In deze cijferreeks is 6 dus niet alleen het gemiddelde en de modus, maar ook de mediaan.
Efficiëntie versus robuustheid
Bij de keuze tussen het (rekenkundige) gemiddelde, de modus of de mediaan wordt een afweging gemaakt tussen wat in de statistiek
efficiënte en
robuustheid wordt genoemd.
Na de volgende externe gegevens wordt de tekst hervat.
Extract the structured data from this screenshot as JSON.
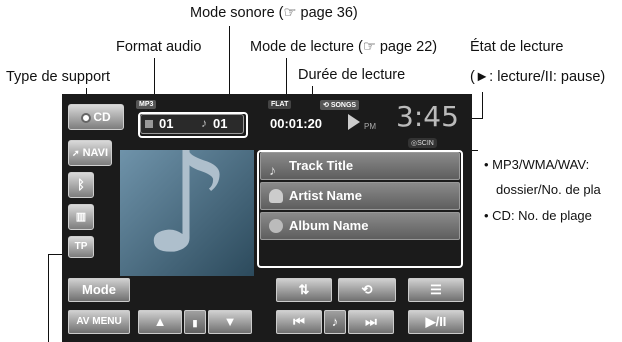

Efficiëntie houdt in dat je alle beschikbare informatie gebruikt, terwijl robuustheid juist inhoudt dat sommige informatie — met name, grote uitschieters (ook wel 'uitbijters' genoemd, of
outliers in het Engels) — geen of zo min mogelijk van invloed is op de uitkomst van een berekening.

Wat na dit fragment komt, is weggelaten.